The final question is how much money the world will have to slam down to make this happen. At roughly 20 feet tall and 28 tons (in the case of an Atlas model), the Titans from Titanfall aren't too different from Eagle Prime, Megabot's flagship robot. Eagle Prime has the profile of a light tank, a race car, and a military aircraft all mixed together: it's got a V8 engine with 340 horsepower, it's capable of exerting 4,600 lb.-feet, its hydraulic pressure runs 4,000 psi, and it crawls around on custom Ripsaw tracks.

The Eagle Prime took $2.5 million to build, while its Japanese counterpart the Kuratas was previously selling for about $1 million. Meanwhile, France's AMX-56 Leclerc main battle tank, the most expensive tank in the world, costs around $12.6 million. For something like Titanfall's small-scale mechs, we might expect them to cost in the tens of millions.

But what about a Jaeger or EVA unit, which can stand anywhere from 200 to 288 feet tall? To wrap our heads around a machine of this scale, a good comparison might be the new USS Gerald Ford, the Navy's most recent aircraft carrier. It weighs in at 90,000 tons, is about 1,106 feet in length, and like a Jaeger, the carrier is nuclear-powered. The Gerald Ford cost $13 billion to build, which gives us a ballpark estimate for the amount of dosh needed to defend ourselves from kaiju.

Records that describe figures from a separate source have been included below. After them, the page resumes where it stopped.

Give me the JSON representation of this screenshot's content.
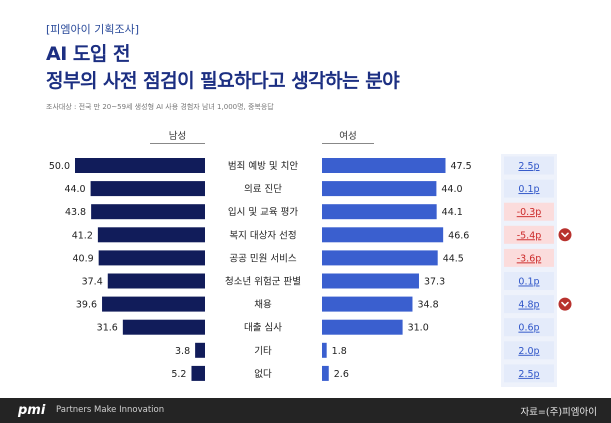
{
  "header": {
    "tag": "[피엠아이 기획조사]",
    "title_line1": "AI 도입 전",
    "title_line2": "정부의 사전 점검이 필요하다고 생각하는 분야",
    "note": "조사대상 : 전국 만 20~59세 생성형 AI 사용 경험자 남녀 1,000명, 중복응답"
  },
  "footer": {
    "logo": "pmi",
    "tagline": "Partners Make Innovation",
    "source": "자료=(주)피엠아이"
  },
  "colors": {
    "male": "#111c5a",
    "female": "#3a5fcf",
    "diff_positive_bg": "#e4ebfa",
    "diff_positive_text": "#2f55c8",
    "diff_negative_bg": "#fbdcdc",
    "diff_negative_text": "#cc2a2a",
    "marker": "#b8322e"
  },
  "chart_data": {
    "type": "bar",
    "series_labels": {
      "male": "남성",
      "female": "여성"
    },
    "categories": [
      "범죄 예방 및 치안",
      "의료 진단",
      "입시 및 교육 평가",
      "복지 대상자 선정",
      "공공 민원 서비스",
      "청소년 위험군 판별",
      "채용",
      "대출 심사",
      "기타",
      "없다"
    ],
    "series": [
      {
        "name": "남성",
        "values": [
          50.0,
          44.0,
          43.8,
          41.2,
          40.9,
          37.4,
          39.6,
          31.6,
          3.8,
          5.2
        ]
      },
      {
        "name": "여성",
        "values": [
          47.5,
          44.0,
          44.1,
          46.6,
          44.5,
          37.3,
          34.8,
          31.0,
          1.8,
          2.6
        ]
      }
    ],
    "male_labels": [
      "50.0",
      "44.0",
      "43.8",
      "41.2",
      "40.9",
      "37.4",
      "39.6",
      "31.6",
      "3.8",
      "5.2"
    ],
    "female_labels": [
      "47.5",
      "44.0",
      "44.1",
      "46.6",
      "44.5",
      "37.3",
      "34.8",
      "31.0",
      "1.8",
      "2.6"
    ],
    "differences": [
      "2.5p",
      "0.1p",
      "-0.3p",
      "-5.4p",
      "-3.6p",
      "0.1p",
      "4.8p",
      "0.6p",
      "2.0p",
      "2.5p"
    ],
    "difference_values": [
      2.5,
      0.1,
      -0.3,
      -5.4,
      -3.6,
      0.1,
      4.8,
      0.6,
      2.0,
      2.5
    ],
    "highlighted": [
      false,
      false,
      false,
      true,
      false,
      false,
      true,
      false,
      false,
      false
    ],
    "xlim": [
      0,
      50
    ]
  }
}
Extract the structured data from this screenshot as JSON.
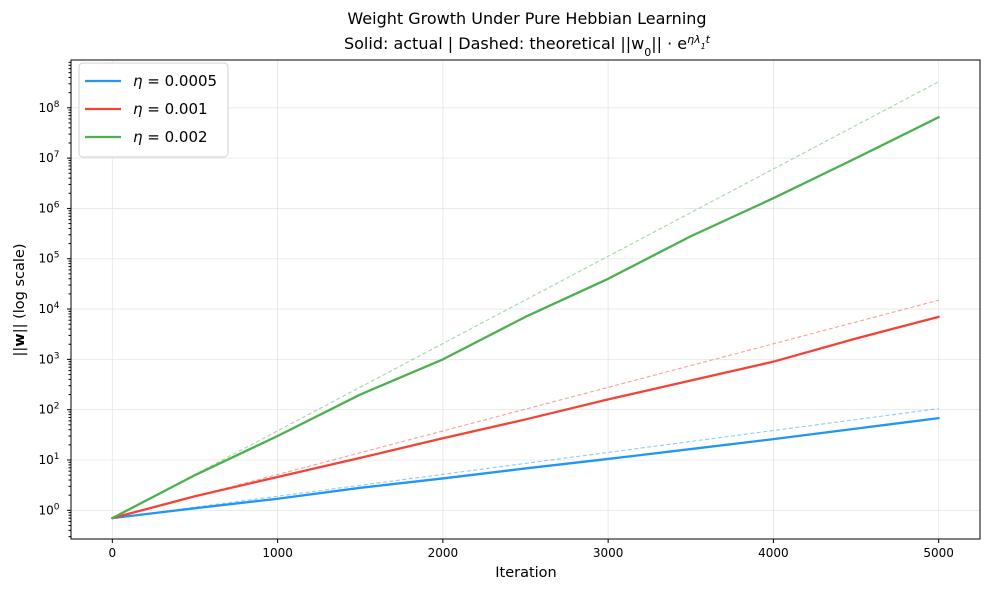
{
  "chart_data": {
    "type": "line",
    "title": "Weight Growth Under Pure Hebbian Learning",
    "subtitle_prefix": "Solid: actual | Dashed: theoretical ||w",
    "subtitle_sub": "0",
    "subtitle_mid": "|| · e",
    "subtitle_sup": "ηλ",
    "subtitle_sup_sub": "1",
    "subtitle_sup_end": "t",
    "xlabel": "Iteration",
    "ylabel_prefix": "||",
    "ylabel_bold": "w",
    "ylabel_suffix": "|| (log scale)",
    "xlim": [
      -250,
      5250
    ],
    "ylim_log10": [
      -0.57,
      8.95
    ],
    "yscale": "log",
    "grid": true,
    "legend_placement": "top-left",
    "x_ticks": [
      0,
      1000,
      2000,
      3000,
      4000,
      5000
    ],
    "x_tick_labels": [
      "0",
      "1000",
      "2000",
      "3000",
      "4000",
      "5000"
    ],
    "y_tick_exponents": [
      0,
      1,
      2,
      3,
      4,
      5,
      6,
      7,
      8
    ],
    "y_tick_base": "10",
    "series": [
      {
        "name_symbol": "η",
        "name_value": " = 0.0005",
        "color": "#2196F3",
        "actual": {
          "x": [
            0,
            500,
            1000,
            1500,
            2000,
            2500,
            3000,
            3500,
            4000,
            4500,
            5000
          ],
          "y": [
            0.7,
            1.1,
            1.7,
            2.8,
            4.3,
            6.8,
            10.5,
            16.5,
            26,
            42,
            68
          ]
        },
        "theoretical": {
          "x": [
            0,
            5000
          ],
          "y": [
            0.7,
            105
          ]
        }
      },
      {
        "name_symbol": "η",
        "name_value": " = 0.001",
        "color": "#F44336",
        "actual": {
          "x": [
            0,
            500,
            1000,
            1500,
            2000,
            2500,
            3000,
            3500,
            4000,
            4500,
            5000
          ],
          "y": [
            0.7,
            1.9,
            4.6,
            11,
            27,
            64,
            160,
            380,
            900,
            2600,
            7000
          ]
        },
        "theoretical": {
          "x": [
            0,
            5000
          ],
          "y": [
            0.7,
            15000
          ]
        }
      },
      {
        "name_symbol": "η",
        "name_value": " = 0.002",
        "color": "#4CAF50",
        "actual": {
          "x": [
            0,
            500,
            1000,
            1500,
            2000,
            2500,
            3000,
            3500,
            4000,
            4500,
            5000
          ],
          "y": [
            0.7,
            5,
            30,
            200,
            1000,
            7000,
            40000,
            280000,
            1600000,
            10000000,
            65000000
          ]
        },
        "theoretical": {
          "x": [
            0,
            5000
          ],
          "y": [
            0.7,
            330000000
          ]
        }
      }
    ]
  }
}
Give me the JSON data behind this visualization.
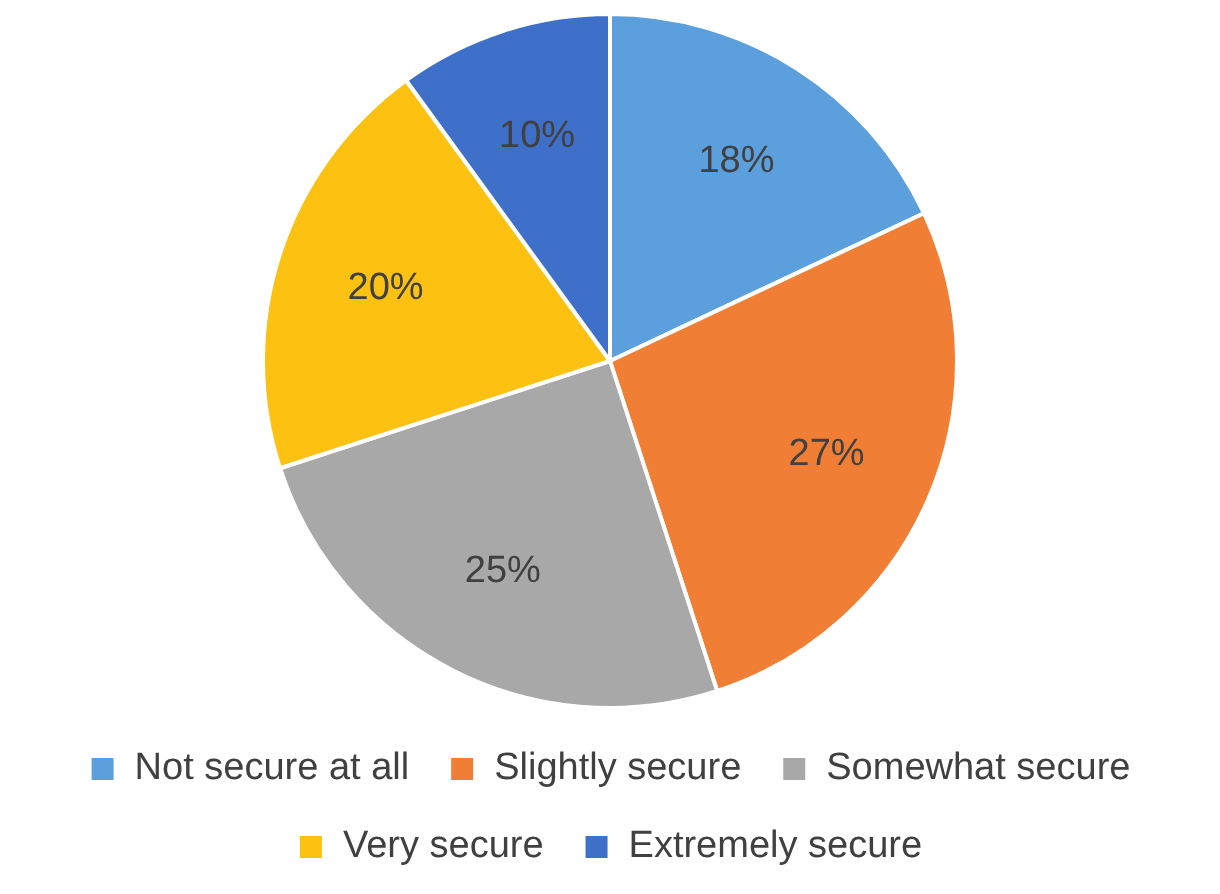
{
  "chart_data": {
    "type": "pie",
    "categories": [
      "Not secure at all",
      "Slightly secure",
      "Somewhat secure",
      "Very secure",
      "Extremely secure"
    ],
    "values": [
      18,
      27,
      25,
      20,
      10
    ],
    "value_labels": [
      "18%",
      "27%",
      "25%",
      "20%",
      "10%"
    ],
    "colors": [
      "#5b9fdd",
      "#f07f35",
      "#a8a8a8",
      "#fdc112",
      "#3f70c9"
    ],
    "legend": "bottom"
  }
}
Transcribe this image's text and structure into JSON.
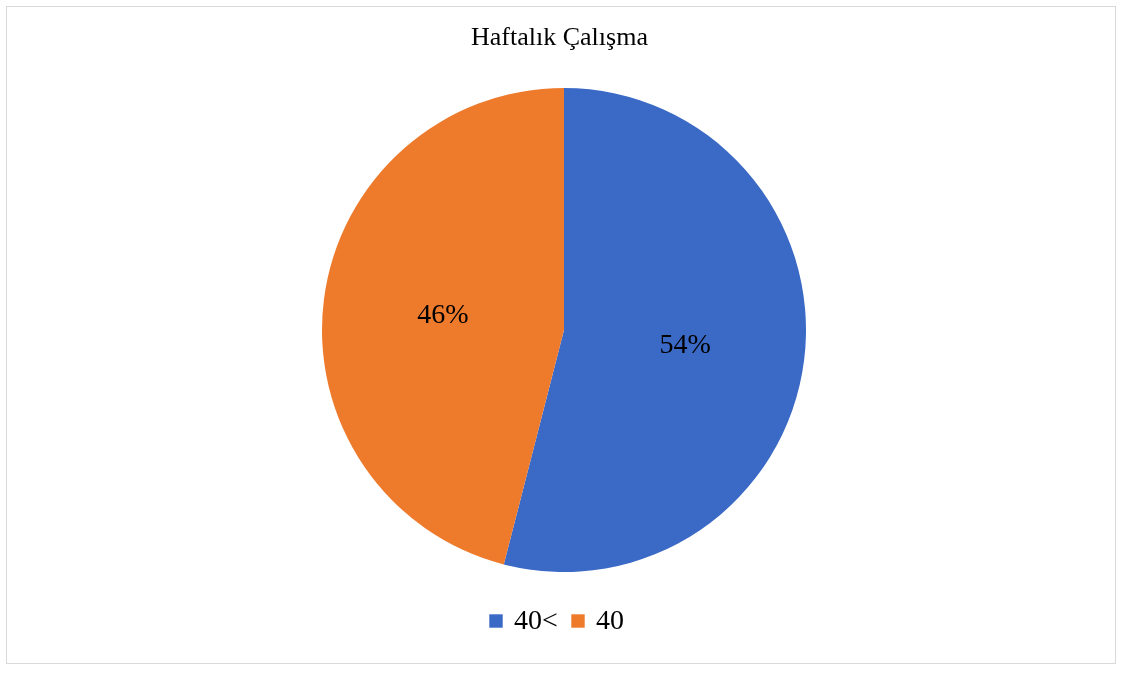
{
  "chart_data": {
    "type": "pie",
    "title": "Haftalık Çalışma",
    "categories": [
      "40<",
      "40"
    ],
    "values": [
      54,
      46
    ],
    "colors": [
      "#3a69c6",
      "#ee7a2c"
    ],
    "value_labels": [
      "54%",
      "46%"
    ],
    "legend": "bottom"
  }
}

Meanwhile, SciencePortal ran some numbers and found that creating a Gundam from the ground-up (including materials and computers) would cost around $725 million.


Pacific Rim director Guillermo del Toro once said, "There is something to having something really, really large destroying a lot of little things." $700 million and one sequel later, it seems he was right — there is something about watching a giant robot committing cataclysmic acts of property damage that brings joy to millions.

Now, if only we could funnel that money into R&D, we might be able to make the real thing.